The relation between histamine and headache has been on the agenda for almost a hundred years. A multitude of studies have been published focusing on the ability of histamine to induce headache and on the effect of antihistamines in the treatment of headache.
Histamine is a biogenic monoamine synthesized from the amino acid L-histidine by the L-histidine decarboxylase and metabolized by the enzyme histamine N-methyltransferase, using S-adenosylmethionine as a methyl donor. Histamine is located throughout the entire organism with high concentrations in lung, skin and gastrointestinal tract. It is synthetized and stored in mast cells and basophils. It plays a role in multiple mechanisms both immunological and physiological, stimulating gastric secretion, inflammation, smooth muscle contraction, vasodilatation, permeability and much more. Histamine also functions as a neurotransmitter. It is synthetized in histaminergic neurons located in the posterior hypothalamus. Histamine carries out its effects via 4 subtypes of 7-transmembrane G-protein coupled receptors: H1, H2, H3 and H4 receptors.
At about that time, a number of papers reported higher plasma histamine levels in patients with a history of migraines that further increased during attacks, histamine release also increased from basophils taken from migraines.
Krabbe and Olesen investigated a 30 min intravenous infusion of histamine with increasing doses (0.16 – 0.33 – 0.66 ug/kg/min.) in 48 participants, 13 healthy volunteers, 10 patients with chronic tension type headache and 25 patients with migraine.

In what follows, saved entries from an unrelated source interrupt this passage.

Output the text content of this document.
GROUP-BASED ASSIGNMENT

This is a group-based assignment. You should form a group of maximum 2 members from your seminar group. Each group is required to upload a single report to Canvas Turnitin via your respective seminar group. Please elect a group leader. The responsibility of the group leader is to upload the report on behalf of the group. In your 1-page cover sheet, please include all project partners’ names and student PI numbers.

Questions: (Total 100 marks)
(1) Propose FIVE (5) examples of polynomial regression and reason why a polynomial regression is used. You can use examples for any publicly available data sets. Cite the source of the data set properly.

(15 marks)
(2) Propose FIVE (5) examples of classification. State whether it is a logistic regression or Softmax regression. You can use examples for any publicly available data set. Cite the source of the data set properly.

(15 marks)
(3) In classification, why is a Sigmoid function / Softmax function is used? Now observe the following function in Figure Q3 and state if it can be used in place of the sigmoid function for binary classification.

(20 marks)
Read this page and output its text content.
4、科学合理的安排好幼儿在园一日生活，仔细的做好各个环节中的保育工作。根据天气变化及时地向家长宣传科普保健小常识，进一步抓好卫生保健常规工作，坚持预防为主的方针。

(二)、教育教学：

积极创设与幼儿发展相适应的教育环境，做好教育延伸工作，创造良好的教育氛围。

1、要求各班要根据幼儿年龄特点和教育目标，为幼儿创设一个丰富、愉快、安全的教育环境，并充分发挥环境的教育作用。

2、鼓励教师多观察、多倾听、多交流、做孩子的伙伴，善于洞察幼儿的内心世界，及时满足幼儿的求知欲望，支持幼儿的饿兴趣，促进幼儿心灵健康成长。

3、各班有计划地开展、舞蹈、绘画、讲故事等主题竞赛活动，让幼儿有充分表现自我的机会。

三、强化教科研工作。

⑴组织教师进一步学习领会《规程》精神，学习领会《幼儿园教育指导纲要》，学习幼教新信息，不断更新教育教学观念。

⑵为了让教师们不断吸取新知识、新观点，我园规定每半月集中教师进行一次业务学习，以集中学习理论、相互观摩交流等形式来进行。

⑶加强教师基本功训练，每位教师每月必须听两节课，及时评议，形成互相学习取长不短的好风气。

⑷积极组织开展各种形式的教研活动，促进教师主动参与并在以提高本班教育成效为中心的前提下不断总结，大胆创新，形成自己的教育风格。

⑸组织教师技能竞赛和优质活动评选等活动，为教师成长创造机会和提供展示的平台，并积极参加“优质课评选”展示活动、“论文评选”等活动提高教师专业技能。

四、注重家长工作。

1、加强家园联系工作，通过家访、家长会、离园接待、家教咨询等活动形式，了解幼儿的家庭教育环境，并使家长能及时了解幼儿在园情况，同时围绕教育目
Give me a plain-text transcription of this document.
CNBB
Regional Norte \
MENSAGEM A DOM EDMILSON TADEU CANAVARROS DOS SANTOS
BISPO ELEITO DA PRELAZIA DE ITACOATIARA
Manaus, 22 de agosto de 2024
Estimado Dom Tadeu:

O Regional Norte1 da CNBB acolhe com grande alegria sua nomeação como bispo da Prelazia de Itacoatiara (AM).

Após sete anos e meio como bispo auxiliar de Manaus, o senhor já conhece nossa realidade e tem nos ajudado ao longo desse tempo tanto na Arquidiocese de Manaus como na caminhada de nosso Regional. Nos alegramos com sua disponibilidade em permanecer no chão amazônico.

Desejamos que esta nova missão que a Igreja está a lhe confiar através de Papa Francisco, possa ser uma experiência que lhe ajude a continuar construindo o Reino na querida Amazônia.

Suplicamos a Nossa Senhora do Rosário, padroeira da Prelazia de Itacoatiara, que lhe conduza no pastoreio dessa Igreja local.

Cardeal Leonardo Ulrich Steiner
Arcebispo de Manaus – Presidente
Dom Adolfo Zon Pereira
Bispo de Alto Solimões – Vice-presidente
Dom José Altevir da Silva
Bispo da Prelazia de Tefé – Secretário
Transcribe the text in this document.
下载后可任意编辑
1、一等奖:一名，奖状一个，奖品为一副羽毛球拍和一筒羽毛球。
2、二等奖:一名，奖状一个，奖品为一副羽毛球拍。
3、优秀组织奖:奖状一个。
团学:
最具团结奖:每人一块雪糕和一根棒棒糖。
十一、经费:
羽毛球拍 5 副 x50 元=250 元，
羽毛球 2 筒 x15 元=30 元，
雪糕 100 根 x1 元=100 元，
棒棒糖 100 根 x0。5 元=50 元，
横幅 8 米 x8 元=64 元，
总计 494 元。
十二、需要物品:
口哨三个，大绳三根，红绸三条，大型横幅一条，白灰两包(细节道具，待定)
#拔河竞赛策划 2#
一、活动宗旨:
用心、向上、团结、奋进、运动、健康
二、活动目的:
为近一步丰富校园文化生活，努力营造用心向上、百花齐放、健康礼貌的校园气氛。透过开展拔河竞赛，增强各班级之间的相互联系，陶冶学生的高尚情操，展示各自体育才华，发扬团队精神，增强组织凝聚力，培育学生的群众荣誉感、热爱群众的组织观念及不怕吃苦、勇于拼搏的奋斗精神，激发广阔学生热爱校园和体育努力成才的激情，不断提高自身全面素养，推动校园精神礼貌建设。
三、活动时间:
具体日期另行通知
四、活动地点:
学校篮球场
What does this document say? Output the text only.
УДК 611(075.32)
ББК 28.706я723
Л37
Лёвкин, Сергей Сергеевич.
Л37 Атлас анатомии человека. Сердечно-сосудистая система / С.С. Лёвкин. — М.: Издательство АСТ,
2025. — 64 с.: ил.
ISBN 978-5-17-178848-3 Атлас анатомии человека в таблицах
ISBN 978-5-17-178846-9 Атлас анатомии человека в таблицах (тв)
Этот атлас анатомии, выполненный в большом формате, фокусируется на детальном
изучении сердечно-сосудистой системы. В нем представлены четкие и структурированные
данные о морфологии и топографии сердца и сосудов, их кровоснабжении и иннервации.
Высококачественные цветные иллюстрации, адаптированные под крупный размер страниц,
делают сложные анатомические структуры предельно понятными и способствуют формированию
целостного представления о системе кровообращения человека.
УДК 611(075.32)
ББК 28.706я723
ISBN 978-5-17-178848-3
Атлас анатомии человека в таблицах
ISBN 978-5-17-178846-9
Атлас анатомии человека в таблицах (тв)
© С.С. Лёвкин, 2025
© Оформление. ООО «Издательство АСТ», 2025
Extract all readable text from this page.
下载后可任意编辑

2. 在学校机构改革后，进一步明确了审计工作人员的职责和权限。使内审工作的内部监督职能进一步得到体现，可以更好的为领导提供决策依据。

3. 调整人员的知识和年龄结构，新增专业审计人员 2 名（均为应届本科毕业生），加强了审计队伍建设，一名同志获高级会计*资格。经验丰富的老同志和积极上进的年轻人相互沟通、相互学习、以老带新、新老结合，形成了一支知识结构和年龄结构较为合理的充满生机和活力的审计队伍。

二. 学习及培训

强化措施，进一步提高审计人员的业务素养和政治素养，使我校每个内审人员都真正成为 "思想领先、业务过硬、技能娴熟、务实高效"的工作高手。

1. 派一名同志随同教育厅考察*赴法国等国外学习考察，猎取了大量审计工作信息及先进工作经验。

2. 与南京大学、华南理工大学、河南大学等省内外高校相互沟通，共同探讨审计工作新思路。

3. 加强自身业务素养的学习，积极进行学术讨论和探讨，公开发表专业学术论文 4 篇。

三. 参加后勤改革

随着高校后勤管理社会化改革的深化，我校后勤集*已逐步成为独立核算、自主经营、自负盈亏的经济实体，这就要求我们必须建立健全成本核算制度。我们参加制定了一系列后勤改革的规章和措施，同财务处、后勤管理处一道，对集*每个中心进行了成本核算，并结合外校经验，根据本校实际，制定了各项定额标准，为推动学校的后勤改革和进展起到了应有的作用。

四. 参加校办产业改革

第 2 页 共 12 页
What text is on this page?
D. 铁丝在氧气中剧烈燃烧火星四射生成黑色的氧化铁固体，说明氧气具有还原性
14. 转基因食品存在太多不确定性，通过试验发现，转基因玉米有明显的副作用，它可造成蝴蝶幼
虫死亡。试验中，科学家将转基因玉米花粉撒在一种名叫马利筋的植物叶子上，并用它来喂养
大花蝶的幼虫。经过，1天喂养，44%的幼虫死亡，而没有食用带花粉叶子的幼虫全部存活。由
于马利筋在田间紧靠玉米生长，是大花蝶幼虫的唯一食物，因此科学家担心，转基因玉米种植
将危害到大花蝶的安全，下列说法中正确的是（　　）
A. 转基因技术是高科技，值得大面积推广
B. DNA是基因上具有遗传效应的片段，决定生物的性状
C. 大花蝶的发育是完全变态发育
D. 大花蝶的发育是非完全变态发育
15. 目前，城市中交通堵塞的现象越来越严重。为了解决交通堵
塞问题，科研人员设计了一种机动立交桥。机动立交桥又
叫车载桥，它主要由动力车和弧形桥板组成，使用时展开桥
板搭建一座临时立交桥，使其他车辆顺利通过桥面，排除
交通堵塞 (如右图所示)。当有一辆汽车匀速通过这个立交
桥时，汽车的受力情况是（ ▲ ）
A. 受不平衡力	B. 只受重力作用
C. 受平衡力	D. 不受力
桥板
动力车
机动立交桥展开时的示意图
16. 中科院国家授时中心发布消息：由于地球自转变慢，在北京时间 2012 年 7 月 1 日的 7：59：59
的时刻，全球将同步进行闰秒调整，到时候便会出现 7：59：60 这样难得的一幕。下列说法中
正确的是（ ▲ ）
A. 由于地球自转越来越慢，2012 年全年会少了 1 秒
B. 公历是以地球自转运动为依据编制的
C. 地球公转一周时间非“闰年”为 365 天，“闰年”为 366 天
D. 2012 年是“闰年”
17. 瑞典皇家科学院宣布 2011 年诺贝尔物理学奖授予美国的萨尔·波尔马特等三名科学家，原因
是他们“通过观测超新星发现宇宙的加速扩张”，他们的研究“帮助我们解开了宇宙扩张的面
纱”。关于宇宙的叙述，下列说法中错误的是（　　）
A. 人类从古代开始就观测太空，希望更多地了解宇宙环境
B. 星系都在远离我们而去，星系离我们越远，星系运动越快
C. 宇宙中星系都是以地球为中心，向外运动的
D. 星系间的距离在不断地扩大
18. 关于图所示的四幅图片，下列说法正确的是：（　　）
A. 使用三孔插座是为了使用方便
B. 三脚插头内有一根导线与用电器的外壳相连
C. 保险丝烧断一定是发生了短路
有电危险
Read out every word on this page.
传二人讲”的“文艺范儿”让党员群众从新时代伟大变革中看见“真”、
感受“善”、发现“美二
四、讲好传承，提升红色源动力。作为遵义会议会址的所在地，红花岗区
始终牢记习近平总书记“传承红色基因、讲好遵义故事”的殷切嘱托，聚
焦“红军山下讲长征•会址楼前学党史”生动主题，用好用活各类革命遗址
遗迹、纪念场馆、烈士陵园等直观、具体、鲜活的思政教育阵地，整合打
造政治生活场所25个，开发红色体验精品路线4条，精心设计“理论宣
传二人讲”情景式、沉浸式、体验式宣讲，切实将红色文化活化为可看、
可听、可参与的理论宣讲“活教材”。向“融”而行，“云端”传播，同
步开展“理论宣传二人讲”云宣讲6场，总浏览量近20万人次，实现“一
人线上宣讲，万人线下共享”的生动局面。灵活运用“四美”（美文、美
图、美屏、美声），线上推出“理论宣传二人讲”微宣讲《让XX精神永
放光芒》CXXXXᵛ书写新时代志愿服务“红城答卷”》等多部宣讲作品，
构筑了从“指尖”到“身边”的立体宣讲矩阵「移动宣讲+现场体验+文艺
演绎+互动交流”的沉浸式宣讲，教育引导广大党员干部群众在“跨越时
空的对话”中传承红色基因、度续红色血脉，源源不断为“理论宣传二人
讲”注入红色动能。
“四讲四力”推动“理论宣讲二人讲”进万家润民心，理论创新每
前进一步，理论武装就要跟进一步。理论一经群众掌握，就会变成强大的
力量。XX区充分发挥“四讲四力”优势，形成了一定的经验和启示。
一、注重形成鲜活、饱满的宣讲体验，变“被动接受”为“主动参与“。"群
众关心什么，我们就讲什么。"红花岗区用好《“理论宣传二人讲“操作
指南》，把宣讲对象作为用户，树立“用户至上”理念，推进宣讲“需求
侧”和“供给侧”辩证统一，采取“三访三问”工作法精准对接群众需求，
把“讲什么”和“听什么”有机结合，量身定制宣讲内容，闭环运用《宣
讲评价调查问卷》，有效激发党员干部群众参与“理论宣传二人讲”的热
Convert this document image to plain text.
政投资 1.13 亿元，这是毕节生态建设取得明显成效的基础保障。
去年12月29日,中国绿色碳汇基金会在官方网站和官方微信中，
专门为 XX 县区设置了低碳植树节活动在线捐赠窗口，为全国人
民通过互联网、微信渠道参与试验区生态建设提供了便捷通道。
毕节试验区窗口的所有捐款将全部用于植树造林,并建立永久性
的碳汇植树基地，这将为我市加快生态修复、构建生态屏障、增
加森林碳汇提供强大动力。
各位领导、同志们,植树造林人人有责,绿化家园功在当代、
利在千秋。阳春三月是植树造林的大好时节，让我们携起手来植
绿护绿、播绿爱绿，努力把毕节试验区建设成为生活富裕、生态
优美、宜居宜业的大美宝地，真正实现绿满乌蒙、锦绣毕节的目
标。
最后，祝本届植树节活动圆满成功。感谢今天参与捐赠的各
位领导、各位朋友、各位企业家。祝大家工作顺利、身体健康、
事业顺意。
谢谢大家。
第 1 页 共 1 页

The objective was to evaluate the sensitivity to histamine in normal subjects and in patients with these headaches and to develop an experimental model of vascular headache. All 48 participants received a continuous infusion of histamine chloride for 30 min., 24 of 25 migraineurs developed a throbbing headache, while participants from the two other groups only experienced, at worst, a moderate, pressing type of headache.
This study proved that histamine induces more or stronger headaches in migraine patients than in normal individuals.
Mast cells degranulation and release of histamine is inhibited by histamine via the H3 receptor. H3 receptor is primarily located in brain structures (cortex, cerebellum, dorsal thalamus, hypothalamus, amygdala, hippocampus, striatum and basal ganglia) and has multiple signal transduction mechanisms. It signals by activation of MAPK and via activation of phospholipase C leading to an increase in cytosolic Ca2+ with latter leading to an inhibition of histamine synthesis and release (auto-receptor function).
A potential therapeutic target would be a receptor with a stabilizing function on mast cells preventing or minimizing the degranulation and secondly the neurogenic inflammation. Another possible target is a receptor located on the nerve terminals inhibiting the release of neuropeptides.